One elephant, a 40-year-old nulliparous female, collapsed on exhibit then recovered to standing and normal ambulation within minutes. BPs taken for 3 consecutive days and 1 week later documented extreme elevations in systolic, diastolic, mean arterial pressures, and heart rate. Electrocardiogram (ECG) documented premature ventricular arrhythmias (PVCs). Urinary catecholamine and catecholamine metabolites were diagnostic for pheochromocytoma. Treatment was initiated with prazosin, an alpha-1 adrenoceptor antagonist, and benazepril, an angiotension-converting enzyme inhibitor. Troponin levels were elevated when compared to conspecific controls. Heart rate, respiratory rates, urinary specific gravity, complete blood counts and select serum chemistries, ECGs, and BPs were consistently monitored. A 15% decrease in BPs was noted and elimination of PVCs was achieved within 3 mo. Weekly BPs and bi-monthly ECGs are performed. The elephant remains clinically normal 14 mo after diagnosis. An increase in micturition was noted within 24 h of prazosin initiation. Hormonal cycling ceased 7 mo after diagnosis and BPs decreased an additional 13%. It is suspected that the pheochromocytoma is influencing androgen and aldosterone secretion resulting in acyclicity and further decrease in BPs.
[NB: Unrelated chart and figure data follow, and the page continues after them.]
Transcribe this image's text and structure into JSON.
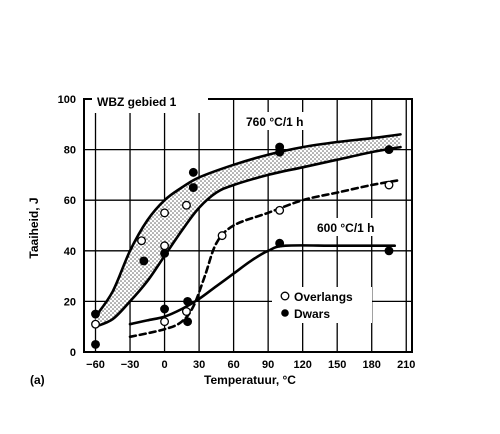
{
  "chart_data": {
    "type": "scatter",
    "xlabel": "Temperatuur, °C",
    "ylabel": "Taaiheid, J",
    "xlim": [
      -70,
      215
    ],
    "ylim": [
      0,
      100
    ],
    "xticks": [
      -60,
      -30,
      0,
      30,
      60,
      90,
      120,
      150,
      180,
      210
    ],
    "xtick_labels": [
      "−60",
      "−30",
      "0",
      "30",
      "60",
      "90",
      "120",
      "150",
      "180",
      "210"
    ],
    "yticks": [
      0,
      20,
      40,
      60,
      80,
      100
    ],
    "ytick_labels": [
      "0",
      "20",
      "40",
      "60",
      "80",
      "100"
    ],
    "grid": true,
    "panel_label": "(a)",
    "inset_label": "WBZ gebied 1",
    "annotations": [
      {
        "text": "760 °C/1 h",
        "x": 68,
        "y": 89
      },
      {
        "text": "600 °C/1 h",
        "x": 150,
        "y": 47
      }
    ],
    "legend": {
      "position": "bottom-right",
      "entries": [
        {
          "label": "Overlangs",
          "marker": "open-circle"
        },
        {
          "label": "Dwars",
          "marker": "filled-circle"
        }
      ]
    },
    "series": [
      {
        "name": "Overlangs",
        "marker": "open-circle",
        "points": [
          [
            -60,
            11
          ],
          [
            -20,
            44
          ],
          [
            0,
            55
          ],
          [
            0,
            42
          ],
          [
            19,
            58
          ],
          [
            19,
            16
          ],
          [
            0,
            12
          ],
          [
            50,
            46
          ],
          [
            100,
            56
          ],
          [
            195,
            66
          ]
        ]
      },
      {
        "name": "Dwars",
        "marker": "filled-circle",
        "points": [
          [
            -60,
            15
          ],
          [
            -60,
            3
          ],
          [
            -18,
            36
          ],
          [
            0,
            39
          ],
          [
            0,
            17
          ],
          [
            25,
            71
          ],
          [
            25,
            65
          ],
          [
            20,
            20
          ],
          [
            20,
            12
          ],
          [
            100,
            81
          ],
          [
            100,
            79
          ],
          [
            100,
            43
          ],
          [
            195,
            80
          ],
          [
            195,
            40
          ]
        ]
      }
    ],
    "curves": [
      {
        "id": "band-upper",
        "style": "solid",
        "points": [
          [
            -60,
            14
          ],
          [
            -45,
            24
          ],
          [
            -30,
            40
          ],
          [
            -15,
            52
          ],
          [
            0,
            60
          ],
          [
            15,
            65
          ],
          [
            30,
            69
          ],
          [
            60,
            74
          ],
          [
            90,
            78
          ],
          [
            120,
            81
          ],
          [
            150,
            83
          ],
          [
            180,
            84.5
          ],
          [
            205,
            86
          ]
        ]
      },
      {
        "id": "band-lower",
        "style": "solid",
        "points": [
          [
            -60,
            10
          ],
          [
            -45,
            13
          ],
          [
            -30,
            20
          ],
          [
            -15,
            28
          ],
          [
            0,
            38
          ],
          [
            15,
            48
          ],
          [
            30,
            57
          ],
          [
            45,
            63
          ],
          [
            60,
            66
          ],
          [
            90,
            70
          ],
          [
            120,
            73
          ],
          [
            150,
            76
          ],
          [
            180,
            79
          ],
          [
            205,
            81
          ]
        ]
      },
      {
        "id": "600-dashed",
        "style": "dashed",
        "points": [
          [
            -30,
            6
          ],
          [
            0,
            9
          ],
          [
            15,
            12
          ],
          [
            25,
            18
          ],
          [
            35,
            30
          ],
          [
            45,
            43
          ],
          [
            60,
            50
          ],
          [
            90,
            55
          ],
          [
            120,
            60
          ],
          [
            150,
            63
          ],
          [
            180,
            66
          ],
          [
            205,
            68
          ]
        ]
      },
      {
        "id": "600-solid",
        "style": "solid",
        "points": [
          [
            -30,
            11
          ],
          [
            -15,
            12.5
          ],
          [
            0,
            14
          ],
          [
            15,
            17
          ],
          [
            30,
            21
          ],
          [
            45,
            26
          ],
          [
            60,
            31
          ],
          [
            75,
            36
          ],
          [
            90,
            40
          ],
          [
            105,
            42
          ],
          [
            150,
            42
          ],
          [
            200,
            42
          ]
        ]
      }
    ]
  }
}
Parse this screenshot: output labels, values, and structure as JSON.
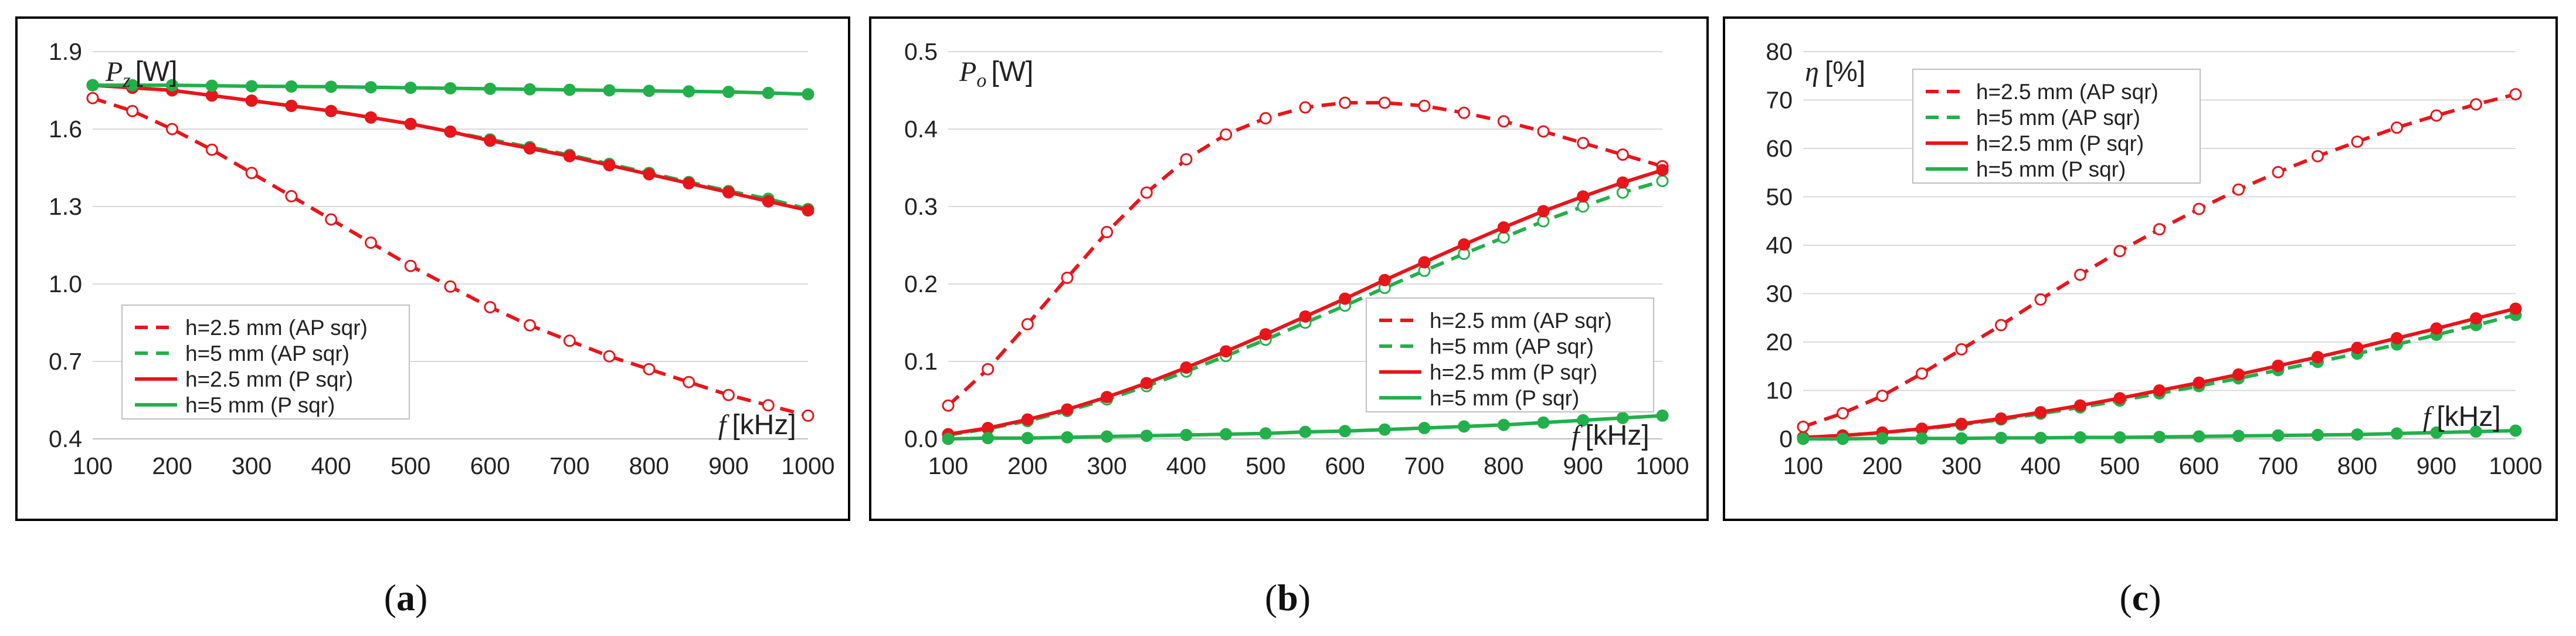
{
  "colors": {
    "red": "#e8151b",
    "green": "#22b04b",
    "grid": "#d9d9d9",
    "frame": "#000000"
  },
  "chart_data": [
    {
      "type": "line",
      "panel_label": "a",
      "ylabel_symbol": "P",
      "ylabel_subscript": "z",
      "ylabel_unit": "[W]",
      "xlabel_symbol": "f",
      "xlabel_unit": "[kHz]",
      "xlim": [
        100,
        1000
      ],
      "ylim": [
        0.4,
        1.9
      ],
      "x_ticks": [
        100,
        200,
        300,
        400,
        500,
        600,
        700,
        800,
        900,
        1000
      ],
      "y_ticks": [
        "0.4",
        "0.7",
        "1.0",
        "1.3",
        "1.6",
        "1.9"
      ],
      "legend_position": "bottom-left",
      "x": [
        100,
        150,
        200,
        250,
        300,
        350,
        400,
        450,
        500,
        550,
        600,
        650,
        700,
        750,
        800,
        850,
        900,
        950,
        1000
      ],
      "series": [
        {
          "name": "h=2.5 mm (AP sqr)",
          "color": "red",
          "dash": true,
          "marker": "open",
          "values": [
            1.72,
            1.67,
            1.6,
            1.52,
            1.43,
            1.34,
            1.25,
            1.16,
            1.07,
            0.99,
            0.91,
            0.84,
            0.78,
            0.72,
            0.67,
            0.62,
            0.57,
            0.53,
            0.49
          ]
        },
        {
          "name": "h=5 mm (AP sqr)",
          "color": "green",
          "dash": true,
          "marker": "filled",
          "values": [
            1.77,
            1.76,
            1.75,
            1.73,
            1.71,
            1.69,
            1.67,
            1.645,
            1.62,
            1.59,
            1.56,
            1.53,
            1.5,
            1.465,
            1.43,
            1.395,
            1.36,
            1.33,
            1.29
          ]
        },
        {
          "name": "h=2.5 mm (P sqr)",
          "color": "red",
          "dash": false,
          "marker": "filled",
          "values": [
            1.77,
            1.76,
            1.75,
            1.73,
            1.71,
            1.69,
            1.67,
            1.645,
            1.62,
            1.59,
            1.555,
            1.525,
            1.495,
            1.46,
            1.425,
            1.39,
            1.355,
            1.32,
            1.285
          ]
        },
        {
          "name": "h=5 mm (P sqr)",
          "color": "green",
          "dash": false,
          "marker": "filled",
          "values": [
            1.77,
            1.77,
            1.77,
            1.768,
            1.766,
            1.765,
            1.764,
            1.762,
            1.76,
            1.758,
            1.756,
            1.754,
            1.752,
            1.75,
            1.748,
            1.746,
            1.744,
            1.74,
            1.735
          ]
        }
      ]
    },
    {
      "type": "line",
      "panel_label": "b",
      "ylabel_symbol": "P",
      "ylabel_subscript": "o",
      "ylabel_unit": "[W]",
      "xlabel_symbol": "f",
      "xlabel_unit": "[kHz]",
      "xlim": [
        100,
        1000
      ],
      "ylim": [
        0,
        0.5
      ],
      "x_ticks": [
        100,
        200,
        300,
        400,
        500,
        600,
        700,
        800,
        900,
        1000
      ],
      "y_ticks": [
        "0.0",
        "0.1",
        "0.2",
        "0.3",
        "0.4",
        "0.5"
      ],
      "legend_position": "bottom-right",
      "x": [
        100,
        150,
        200,
        250,
        300,
        350,
        400,
        450,
        500,
        550,
        600,
        650,
        700,
        750,
        800,
        850,
        900,
        950,
        1000
      ],
      "series": [
        {
          "name": "h=2.5 mm (AP sqr)",
          "color": "red",
          "dash": true,
          "marker": "open",
          "values": [
            0.043,
            0.09,
            0.148,
            0.208,
            0.267,
            0.318,
            0.361,
            0.393,
            0.414,
            0.428,
            0.434,
            0.434,
            0.43,
            0.421,
            0.41,
            0.397,
            0.382,
            0.367,
            0.352
          ]
        },
        {
          "name": "h=5 mm (AP sqr)",
          "color": "green",
          "dash": true,
          "marker": "open",
          "values": [
            0.005,
            0.013,
            0.023,
            0.036,
            0.051,
            0.068,
            0.087,
            0.107,
            0.128,
            0.15,
            0.172,
            0.195,
            0.217,
            0.239,
            0.26,
            0.281,
            0.3,
            0.318,
            0.333
          ]
        },
        {
          "name": "h=2.5 mm (P sqr)",
          "color": "red",
          "dash": false,
          "marker": "filled",
          "values": [
            0.006,
            0.014,
            0.025,
            0.038,
            0.054,
            0.072,
            0.092,
            0.113,
            0.135,
            0.158,
            0.181,
            0.205,
            0.228,
            0.251,
            0.273,
            0.294,
            0.313,
            0.331,
            0.347
          ]
        },
        {
          "name": "h=5 mm (P sqr)",
          "color": "green",
          "dash": false,
          "marker": "filled",
          "values": [
            0.0,
            0.001,
            0.001,
            0.002,
            0.003,
            0.004,
            0.005,
            0.006,
            0.007,
            0.009,
            0.01,
            0.012,
            0.014,
            0.016,
            0.018,
            0.021,
            0.024,
            0.027,
            0.03
          ]
        }
      ]
    },
    {
      "type": "line",
      "panel_label": "c",
      "ylabel_symbol": "η",
      "ylabel_subscript": "",
      "ylabel_unit": "[%]",
      "xlabel_symbol": "f",
      "xlabel_unit": "[kHz]",
      "xlim": [
        100,
        1000
      ],
      "ylim": [
        0,
        80
      ],
      "x_ticks": [
        100,
        200,
        300,
        400,
        500,
        600,
        700,
        800,
        900,
        1000
      ],
      "y_ticks": [
        "0",
        "10",
        "20",
        "30",
        "40",
        "50",
        "60",
        "70",
        "80"
      ],
      "legend_position": "top-left",
      "x": [
        100,
        150,
        200,
        250,
        300,
        350,
        400,
        450,
        500,
        550,
        600,
        650,
        700,
        750,
        800,
        850,
        900,
        950,
        1000
      ],
      "series": [
        {
          "name": "h=2.5 mm (AP sqr)",
          "color": "red",
          "dash": true,
          "marker": "open",
          "values": [
            2.5,
            5.3,
            8.9,
            13.5,
            18.5,
            23.5,
            28.8,
            33.9,
            38.8,
            43.3,
            47.5,
            51.5,
            55.1,
            58.4,
            61.4,
            64.3,
            66.8,
            69.1,
            71.2
          ]
        },
        {
          "name": "h=5 mm (AP sqr)",
          "color": "green",
          "dash": true,
          "marker": "filled",
          "values": [
            0.3,
            0.7,
            1.3,
            2.0,
            2.9,
            4.0,
            5.2,
            6.5,
            7.9,
            9.4,
            10.9,
            12.5,
            14.2,
            15.9,
            17.6,
            19.5,
            21.5,
            23.5,
            25.6
          ]
        },
        {
          "name": "h=2.5 mm (P sqr)",
          "color": "red",
          "dash": false,
          "marker": "filled",
          "values": [
            0.3,
            0.7,
            1.3,
            2.1,
            3.1,
            4.2,
            5.5,
            6.9,
            8.4,
            10.0,
            11.6,
            13.3,
            15.1,
            16.9,
            18.8,
            20.8,
            22.8,
            24.9,
            26.9
          ]
        },
        {
          "name": "h=5 mm (P sqr)",
          "color": "green",
          "dash": false,
          "marker": "filled",
          "values": [
            0.0,
            0.0,
            0.1,
            0.1,
            0.1,
            0.2,
            0.2,
            0.3,
            0.3,
            0.4,
            0.5,
            0.6,
            0.7,
            0.8,
            0.9,
            1.1,
            1.3,
            1.5,
            1.7
          ]
        }
      ]
    }
  ]
}
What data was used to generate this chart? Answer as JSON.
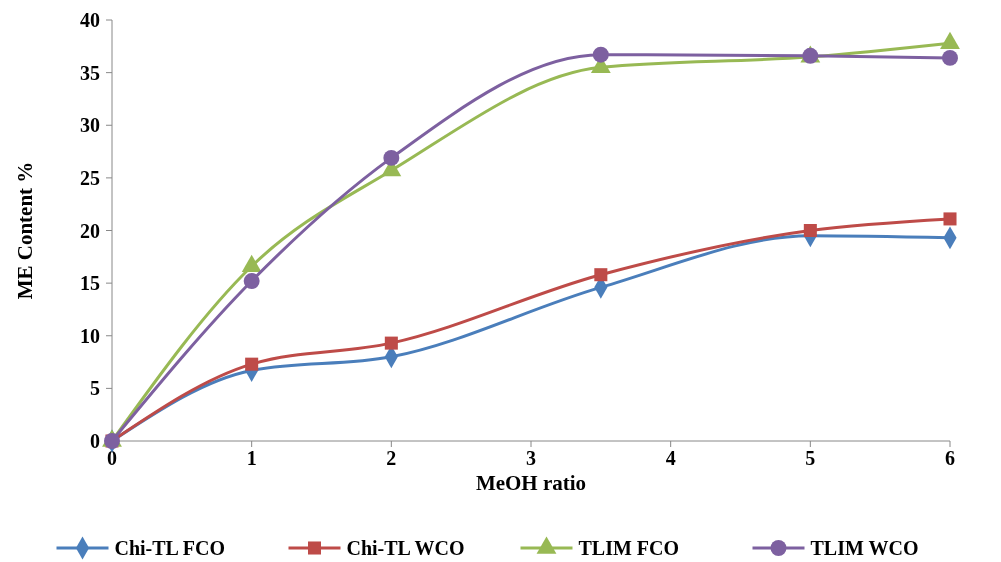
{
  "chart_data": {
    "type": "line",
    "xlabel": "MeOH ratio",
    "ylabel": "ME Content %",
    "x": [
      0,
      1,
      2,
      3.5,
      5,
      6
    ],
    "xlim": [
      0,
      6
    ],
    "xticks": [
      0,
      1,
      2,
      3,
      4,
      5,
      6
    ],
    "ylim": [
      0,
      40
    ],
    "yticks": [
      0,
      5,
      10,
      15,
      20,
      25,
      30,
      35,
      40
    ],
    "grid": false,
    "legend": "bottom",
    "series": [
      {
        "name": "Chi-TL FCO",
        "color": "#4a7ebb",
        "marker": "diamond",
        "values": [
          0,
          6.7,
          8.0,
          14.6,
          19.5,
          19.3
        ]
      },
      {
        "name": "Chi-TL WCO",
        "color": "#be4b48",
        "marker": "square",
        "values": [
          0,
          7.3,
          9.3,
          15.8,
          20.0,
          21.1
        ]
      },
      {
        "name": "TLIM FCO",
        "color": "#98b954",
        "marker": "triangle",
        "values": [
          0,
          16.6,
          25.7,
          35.5,
          36.5,
          37.8
        ]
      },
      {
        "name": "TLIM WCO",
        "color": "#7d60a0",
        "marker": "circle",
        "values": [
          0,
          15.2,
          26.9,
          36.7,
          36.6,
          36.4
        ]
      }
    ]
  }
}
The second elephant, a 51-year-old nulliparous female, was diagnosed with systolic hypertension syndrome during routine exams through comparative BPs and clinical signs. Troponin values were undetected. Treatment was initiated with benazepril twice daily. Reduction in BPs were noted within 2 weeks and are evaluated weekly.
The authors extend appreciation to the elephant and animal health care staff of the Kansas City Zoo for their care, concern and compassion for the elephant herd.